News directly from Cornell's colleges and centers

Lab of Plasma Studies joins DOE-funded hub to advance fusion energy

Cornell University’s Laboratory of Plasma Studies has joined the newly established Inertial Fusion Science and Technology Hub, known as RISE, a multi-institutional consortium to advance inertial fusion energy as a power source that could one day dramatically reduce the carbon footprint of how energy is supplied globally.

The U.S. Department of Energy announced on Dec. 7 a four-year, $16 million grant for the hub, which is led by Colorado State University and includes several universities, government labs and private companies. The Laboratory of Plasma Studies, directed by Gennady Shvets, professor of applied and engineering physics, is one of the hub “spokes” and brings to the consortium nearly six decades of fundamental and applied research in pulsed-power-driven plasma physics, including research related to inertial fusion energy.

The hub is being established on the heels of exciting new developments in the science of fusion – a process that produces nuclear reactions similar to those happening at the center of the sun. Scientists have long hoped to harness this reaction to enable a safe, clean and reliable energy source, but challenges remain.

In an experiment that made international headlines when it was announced in July, scientists at the Lawrence Livermore National Laboratory used inertial confinement fusion – an approach that uses powerful lasers to compress, heat and ignite a small target containing fusible material – to achieve ignition, creating more energy from the self-sustaining fusion reaction than they put in to create the reaction.

“Everybody at the Laboratory of Plasma Studies was thrilled to hear about the experiment’s success, but it was also clear to us that laser fusion has a long way to go,” said Shvets, who noted that one of the key challenges to producing commercially viable fusion energy is the low wall-plug efficiency of lasers like the ones used in the experiment – something Shvets will address as part of the hub.

Wall-plug efficiency is the rate at which a system converts electrical power into optical power, and it is an issue Shvets first investigated in the late 1990s when he and collaborators proposed a simple way of using the nonlinear properties of plasma to amplify a short laser pulse by a counter-propagating long pulse. A similar process, referred to as Brillouin scattering, also operates in gases, and will be the basis for Xcimer Energy Corporation – a RISE Hub member – to create megajoule laser beams.

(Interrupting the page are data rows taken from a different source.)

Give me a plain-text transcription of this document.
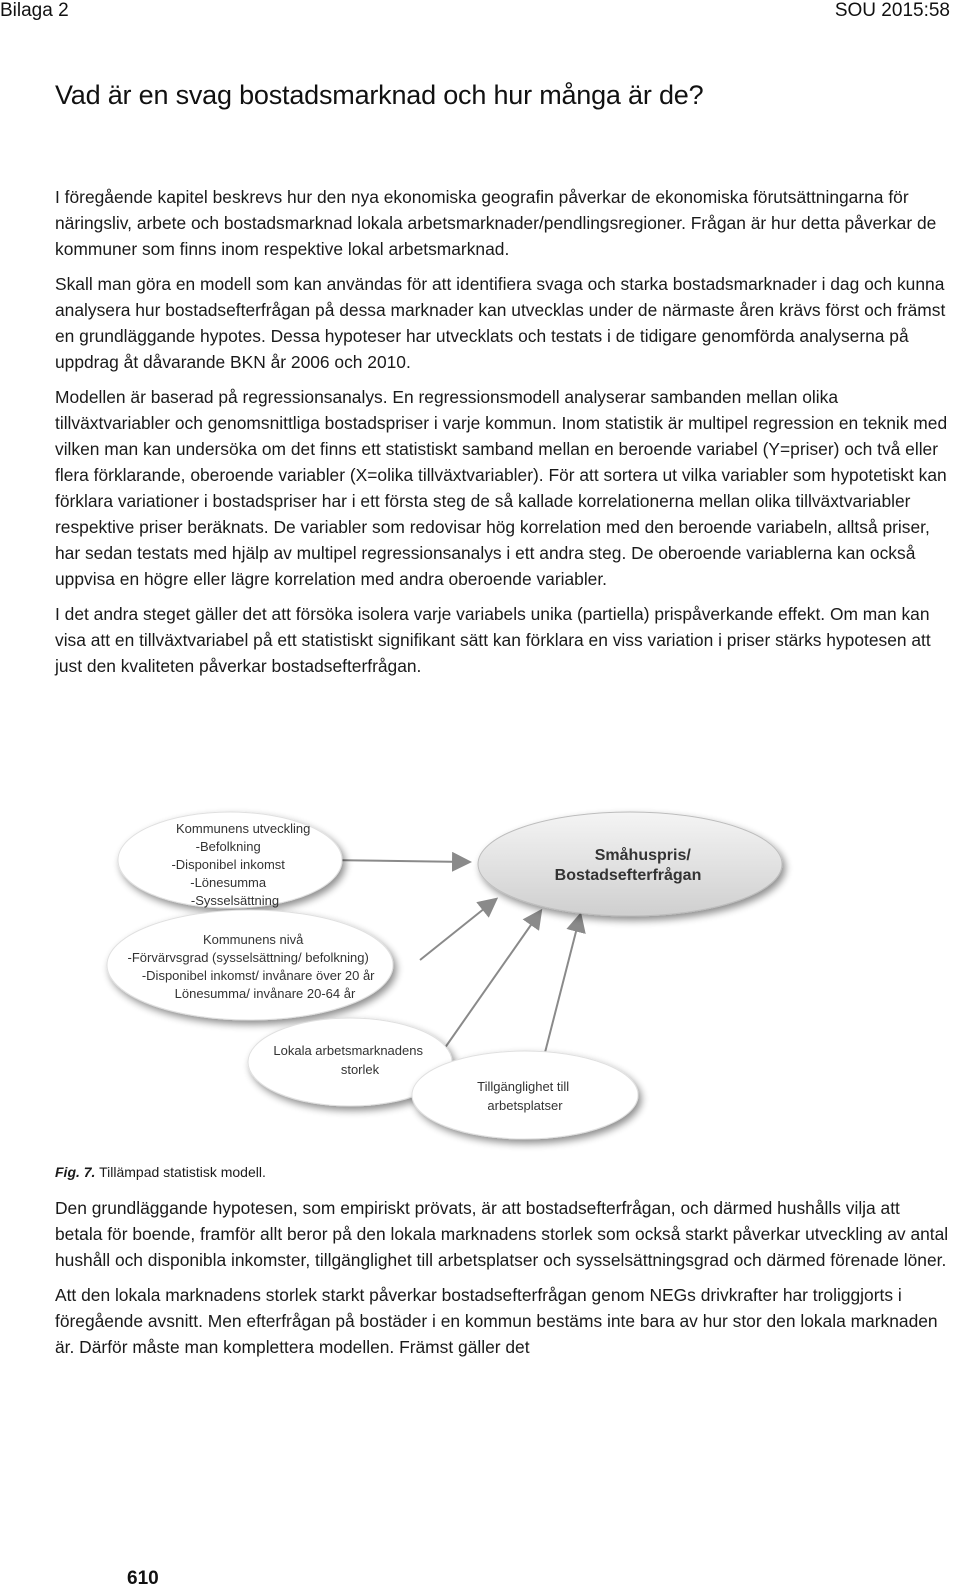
Bilaga 2	SOU 2015:58
Vad är en svag bostadsmarknad och hur många är de?

I föregående kapitel beskrevs hur den nya ekonomiska geografin påverkar de ekonomiska förutsättningarna för näringsliv, arbete och bostadsmarknad lokala arbetsmarknader/pendlingsregioner. Frågan är hur detta påverkar de kommuner som finns inom respektive lokal arbetsmarknad.

Skall man göra en modell som kan användas för att identifiera svaga och starka bostadsmarknader i dag och kunna analysera hur bostadsefterfrågan på dessa marknader kan utvecklas under de närmaste åren krävs först och främst en grundläggande hypotes. Dessa hypoteser har utvecklats och testats i de tidigare genomförda analyserna på uppdrag åt dåvarande BKN år 2006 och 2010.

Modellen är baserad på regressionsanalys. En regressionsmodell analyserar sambanden mellan olika tillväxtvariabler och genomsnittliga bostadspriser i varje kommun. Inom statistik är multipel regression en teknik med vilken man kan undersöka om det finns ett statistiskt samband mellan en beroende variabel (Y=priser) och två eller flera förklarande, oberoende variabler (X=olika tillväxtvariabler). För att sortera ut vilka variabler som hypotetiskt kan förklara variationer i bostadspriser har i ett första steg de så kallade korrelationerna mellan olika tillväxtvariabler respektive priser beräknats. De variabler som redovisar hög korrelation med den beroende variabeln, alltså priser, har sedan testats med hjälp av multipel regressionsanalys i ett andra steg. De oberoende variablerna kan också uppvisa en högre eller lägre korrelation med andra oberoende variabler.

I det andra steget gäller det att försöka isolera varje variabels unika (partiella) prispåverkande effekt. Om man kan visa att en tillväxtvariabel på ett statistiskt signifikant sätt kan förklara en viss variation i priser stärks hypotesen att just den kvaliteten påverkar bostadsefterfrågan.

Kommunens utveckling -Befolkning -Disponibel inkomst -Lönesumma -Sysselsättning
Kommunens nivå -Förvärvsgrad (sysselsättning/ befolkning) -Disponibel inkomst/ invånare över 20 år Lönesumma/ invånare 20-64 år
Lokala arbetsmarknadens storlek
Tillgänglighet till arbetsplatser
Småhuspris/ Bostadsefterfrågan
Fig. 7. Tillämpad statistisk modell.

Den grundläggande hypotesen, som empiriskt prövats, är att bostadsefterfrågan, och därmed hushålls vilja att betala för boende, framför allt beror på den lokala marknadens storlek som också starkt påverkar utveckling av antal hushåll och disponibla inkomster, tillgänglighet till arbetsplatser och sysselsättningsgrad och därmed förenade löner.

Att den lokala marknadens storlek starkt påverkar bostadsefterfrågan genom NEGs drivkrafter har troliggjorts i föregående avsnitt. Men efterfrågan på bostäder i en kommun bestäms inte bara av hur stor den lokala marknaden är. Därför måste man komplettera modellen. Främst gäller det

610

The task that will be undertaken by Laboratory of Plasma Studies scientists and graduate students will be to model the amplification of a nanosecond laser pulse through hundreds of meters of gas using massively parallel computer simulations that will include a myriad of nonlinear phenomena, such as the steepening of sound waves in a gas, filamentation of the amplified laser beam, and the depletion of the counter-propagating laser beam.

Other members of the RISE Hub include Texas A&M University, the University of Illinois, SLAC National Accelerator Laboratory, Los Alamos National Laboratory, and Naval Research Laboratory, Marvel Fusion, Xcimer Energy and General Atomics.